Дмитрий нежно и одновременно властно притянул к себе Настю и начал страстно ее целовать. И, увидев, как загораются страстью глаза самого желанного мужчины на свете, Настя после короткого сопротивления уступила и с упоением, забыв про все на свете, стала отвечать на его ласки. На грязной соломе под безлунным небом влюбленные тела прильнули друг к другу с той жадностью, с которой путники, пересекшие безводную пустыню, устремляются к воде…
Среди ночи к конюшне вернулись пьяные палачи. Услышав их, Крапивин заставил Настю спрятаться, а сам схватил вилы.
– Ишь ты, какой живучий! – удивились мужики.
На глазах Насти они убили Дмитрия после короткой ожесточенной схватки. Бросив окровавленное тело на телегу, повезли его хоронить.
Когда голоса и скрип колес затихли вдали, Настя вновь вернулась туда, где рассталась с возлюбленным. Упав на землю, убитая горем женщина прорыдала до рассвета. Здесь ее утром и нашла Матрена, ключница хозяйки, белолицая румяная баба.
– Ты что это возле барского дома делаешь? – удивленно спросила экономка.
– Мужа моего Григория Воронина барыня третьего дня с поручением в город отрядила. Так я пришла узнать, когда мне его назад ждать, – нашлась Настя.
– В такую-то рань? – недоверчиво прищурилась на крестьянку домоправительница.
Сама крепостная, Матрена была на особом положении, которого добилась благодаря умению всегда угодить престарелой хозяйке, и была доверенным лицом барыни. В иерархии дворовой аристократии Матрена была главной после хозяйки. Хлопоты по хозяйству прирожденная интриганка умудрялась совмещать с должностью камеристки – личной горничной барыни. Помогая хозяйке утром одеться, поднося ей кофе или раздевая ее вечером перед сном, Матрена обычно пересказывала ей самые последние новости, которые получала от многочисленных доносчиков.
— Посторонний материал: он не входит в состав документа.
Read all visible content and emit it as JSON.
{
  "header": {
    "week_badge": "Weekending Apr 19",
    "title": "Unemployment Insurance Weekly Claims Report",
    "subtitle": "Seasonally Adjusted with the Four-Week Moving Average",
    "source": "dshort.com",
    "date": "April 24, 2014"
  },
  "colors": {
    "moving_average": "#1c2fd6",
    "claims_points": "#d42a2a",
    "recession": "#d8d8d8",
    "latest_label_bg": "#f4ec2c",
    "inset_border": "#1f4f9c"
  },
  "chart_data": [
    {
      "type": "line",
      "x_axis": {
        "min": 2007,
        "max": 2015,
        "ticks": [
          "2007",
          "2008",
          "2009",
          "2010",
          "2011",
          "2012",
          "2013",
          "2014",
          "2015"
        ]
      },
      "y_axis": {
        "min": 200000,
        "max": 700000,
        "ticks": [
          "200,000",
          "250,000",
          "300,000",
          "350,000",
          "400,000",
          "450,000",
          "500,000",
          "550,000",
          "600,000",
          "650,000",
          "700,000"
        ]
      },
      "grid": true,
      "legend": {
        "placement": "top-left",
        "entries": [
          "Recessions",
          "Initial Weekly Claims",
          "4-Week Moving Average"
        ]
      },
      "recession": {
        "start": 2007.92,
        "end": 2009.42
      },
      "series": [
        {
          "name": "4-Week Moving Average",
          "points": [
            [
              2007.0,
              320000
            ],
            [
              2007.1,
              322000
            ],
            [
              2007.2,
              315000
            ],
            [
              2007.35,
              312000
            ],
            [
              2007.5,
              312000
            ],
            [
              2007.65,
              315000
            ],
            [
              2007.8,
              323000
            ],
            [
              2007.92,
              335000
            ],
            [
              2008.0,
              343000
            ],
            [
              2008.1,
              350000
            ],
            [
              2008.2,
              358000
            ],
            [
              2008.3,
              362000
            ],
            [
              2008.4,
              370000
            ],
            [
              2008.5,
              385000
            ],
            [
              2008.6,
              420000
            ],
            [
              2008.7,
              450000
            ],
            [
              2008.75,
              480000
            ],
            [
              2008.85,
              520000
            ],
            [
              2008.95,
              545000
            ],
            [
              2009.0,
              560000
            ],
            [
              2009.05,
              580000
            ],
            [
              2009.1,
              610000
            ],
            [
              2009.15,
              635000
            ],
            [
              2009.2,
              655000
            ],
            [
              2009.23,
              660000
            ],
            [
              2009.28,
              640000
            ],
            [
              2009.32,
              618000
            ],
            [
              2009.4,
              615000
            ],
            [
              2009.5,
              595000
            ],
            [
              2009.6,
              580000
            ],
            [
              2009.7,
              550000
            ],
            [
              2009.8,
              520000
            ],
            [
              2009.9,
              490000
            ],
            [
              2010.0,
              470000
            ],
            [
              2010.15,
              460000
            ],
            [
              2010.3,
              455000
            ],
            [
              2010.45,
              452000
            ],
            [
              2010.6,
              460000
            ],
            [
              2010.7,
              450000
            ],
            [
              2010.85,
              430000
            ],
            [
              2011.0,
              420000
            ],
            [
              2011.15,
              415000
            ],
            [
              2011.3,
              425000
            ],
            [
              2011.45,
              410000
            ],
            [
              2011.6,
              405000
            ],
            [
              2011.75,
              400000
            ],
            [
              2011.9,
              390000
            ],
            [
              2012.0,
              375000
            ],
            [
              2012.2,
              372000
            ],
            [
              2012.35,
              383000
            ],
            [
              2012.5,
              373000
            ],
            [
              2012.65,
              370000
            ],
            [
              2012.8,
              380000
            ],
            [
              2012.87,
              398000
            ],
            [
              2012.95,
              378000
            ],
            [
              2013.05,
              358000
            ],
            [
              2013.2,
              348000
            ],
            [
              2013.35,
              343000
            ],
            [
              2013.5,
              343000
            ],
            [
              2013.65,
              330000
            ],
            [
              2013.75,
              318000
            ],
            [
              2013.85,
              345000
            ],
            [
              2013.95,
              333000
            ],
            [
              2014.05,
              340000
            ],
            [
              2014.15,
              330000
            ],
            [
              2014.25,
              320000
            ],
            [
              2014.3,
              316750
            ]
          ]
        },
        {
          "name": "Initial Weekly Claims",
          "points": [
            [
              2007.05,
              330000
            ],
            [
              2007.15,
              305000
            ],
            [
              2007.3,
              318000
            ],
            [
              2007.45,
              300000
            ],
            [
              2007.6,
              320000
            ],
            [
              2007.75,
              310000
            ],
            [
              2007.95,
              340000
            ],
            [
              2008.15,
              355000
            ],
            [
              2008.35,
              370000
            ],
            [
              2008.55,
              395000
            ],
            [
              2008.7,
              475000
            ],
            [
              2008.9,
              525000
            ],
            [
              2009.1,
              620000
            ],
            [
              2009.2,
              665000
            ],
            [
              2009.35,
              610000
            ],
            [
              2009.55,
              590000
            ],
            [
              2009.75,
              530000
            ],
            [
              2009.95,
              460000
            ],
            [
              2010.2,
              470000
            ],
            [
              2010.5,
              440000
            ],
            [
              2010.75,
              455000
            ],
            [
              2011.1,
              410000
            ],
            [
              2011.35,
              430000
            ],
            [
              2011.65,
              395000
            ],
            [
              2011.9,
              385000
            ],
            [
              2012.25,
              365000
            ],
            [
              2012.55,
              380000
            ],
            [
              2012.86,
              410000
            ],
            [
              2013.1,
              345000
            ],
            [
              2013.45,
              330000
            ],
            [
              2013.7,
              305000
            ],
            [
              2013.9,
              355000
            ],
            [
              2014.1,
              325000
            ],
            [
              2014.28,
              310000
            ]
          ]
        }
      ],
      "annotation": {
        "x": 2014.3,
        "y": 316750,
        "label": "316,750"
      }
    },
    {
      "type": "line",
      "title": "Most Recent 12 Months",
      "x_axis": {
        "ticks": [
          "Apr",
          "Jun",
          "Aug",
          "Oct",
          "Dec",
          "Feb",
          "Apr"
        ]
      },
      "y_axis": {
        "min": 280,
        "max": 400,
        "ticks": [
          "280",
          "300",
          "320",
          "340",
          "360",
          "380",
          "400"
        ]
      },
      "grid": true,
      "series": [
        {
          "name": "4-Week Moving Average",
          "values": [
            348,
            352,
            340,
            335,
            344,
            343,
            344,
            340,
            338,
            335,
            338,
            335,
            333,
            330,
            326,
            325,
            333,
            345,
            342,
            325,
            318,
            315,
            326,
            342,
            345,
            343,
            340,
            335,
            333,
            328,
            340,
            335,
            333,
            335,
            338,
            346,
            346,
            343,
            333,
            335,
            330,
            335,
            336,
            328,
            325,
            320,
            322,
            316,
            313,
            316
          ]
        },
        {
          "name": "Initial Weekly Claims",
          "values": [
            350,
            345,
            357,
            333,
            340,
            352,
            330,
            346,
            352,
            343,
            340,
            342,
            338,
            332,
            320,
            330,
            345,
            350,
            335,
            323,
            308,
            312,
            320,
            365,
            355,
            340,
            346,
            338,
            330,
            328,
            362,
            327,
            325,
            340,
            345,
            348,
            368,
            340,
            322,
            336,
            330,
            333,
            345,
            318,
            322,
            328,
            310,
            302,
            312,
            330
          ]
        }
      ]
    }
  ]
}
Матрена единственная в доме, кроме немногочисленных наемных слуг-французов, управляющего и телохранителей – кавказцев, получала жалованье за свою работу. К тому же должность экономки и выгодная роль любовницы управляющего приносили ей немалые барыши. Неудивительно, что одевалась Матрена по последней парижской моде, даже лучше хозяйки. В отличие от прочей дворни, ютившейся где попало, она жила в отдельной комнате и, когда в доме не было гостей, питалась за одним столом с хозяйкой.
С пренебрежением разглядывая девушку, одетую в простой сарафан, ключница завидовала ее молодости и красоте. Матрена давно положила глаз на мужа Насти – чернявого, похожего на цыгана Гришку Воронина. Убрав с дороги помеху, сластолюбивая баба рассчитывала скорее уложить красавца в свою постель. И вот представился удобный случай.
У Матрены учащенно забилось сердце в груди от предчувствия удачи, когда она заметила, что Настя что-то прячет в руках за спиной. Ее подозрение укрепилось. Нет, неспроста бывшая подружка этого злодея Крапивина оказалась здесь в эту ночь.
– Завтра твой Гришка возвернется, – притворившись добродушной, сообщила Матрена. – Так что иди себе с Богом.